Research Paper Volume 13, Issue 2 pp 2912—2940
Systems pharmacology dissection of Epimedium targeting tumor microenvironment to enhance cytotoxic T lymphocyte responses in lung cancer
- 1 Bioinformatics Center, College of Life Sciences, Northwest A&F University, Yangling 712100, Shaanxi, China
- 2 Key Laboratory of Resource Biology and Biotechnology in Western China, Ministry of Education, School of Life Sciences, Northwest University, Xi’an 710069, China
- 3 State Key Laboratory of New-Tech for Chinese Medicine Pharmaceutical Process, Jiangsu Kanion Pharmaceutical, Co., Ltd., Lianyungang 222001, China
Received: April 15, 2020 Accepted: October 1, 2020 Published: January 17, 2021https://doi.org/10.18632/aging.202410
How to Cite
Copyright: © 2021 Huang et al. This is an open access article distributed under the terms of the Creative Commons Attribution License (CC BY 3.0), which permits unrestricted use, distribution, and reproduction in any medium, provided the original author and source are credited.

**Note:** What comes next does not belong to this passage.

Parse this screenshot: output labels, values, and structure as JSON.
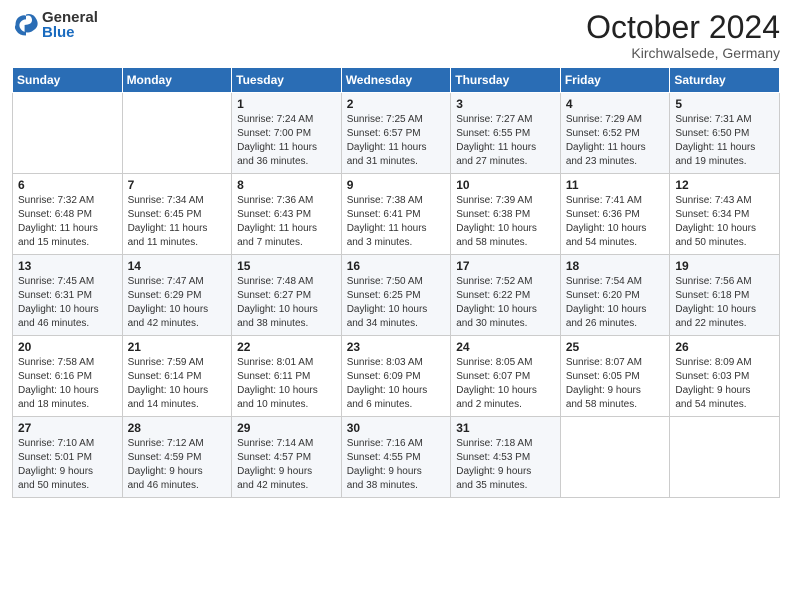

The clinical notably success of immunotherapy fosters an enthusiasm in developing drugs by enhancing antitumor immunity in the tumor microenvironment (TME). Epimedium, is a promising herbal medicine for tumor immunotherapy due to the pharmacological actions in immunological function modulation and antitumor. Here, we developed a novel systems pharmacology strategy to explore the polypharmacology mechanism of Epimedium involving in targeting TME of non-small cell lung cancer (NSCLC). This strategy integrates the active compounds screening, target predicting, network pharmacology analysis and onco-immune interacting to predict the potential active compounds that trigger the antitumor immunity. Icaritin (ICT), a major active ingredient of Epimedium, was predicted to have good drug-like properties and target immune microenvironment in NSCLC via regulating multiple targets and pathways. Then, we evidenced that the ICT effectively inhibited tumor growth in LLC tumor-bearing mice and increases the infiltration of CD8+ T cells in TME. In addition, we demonstrated that ICT promotes infiltration of CD8+ T cells in TME by downregulating the immunosuppressive cytokine (TNF-α, IL10, IL6) and upregulating chemotaxis (CXCL9 and CXCL10). Overall, the systems pharmacology strategy offers an important paradigm to understand the mechanism of polypharmacology of natural products targeting TME.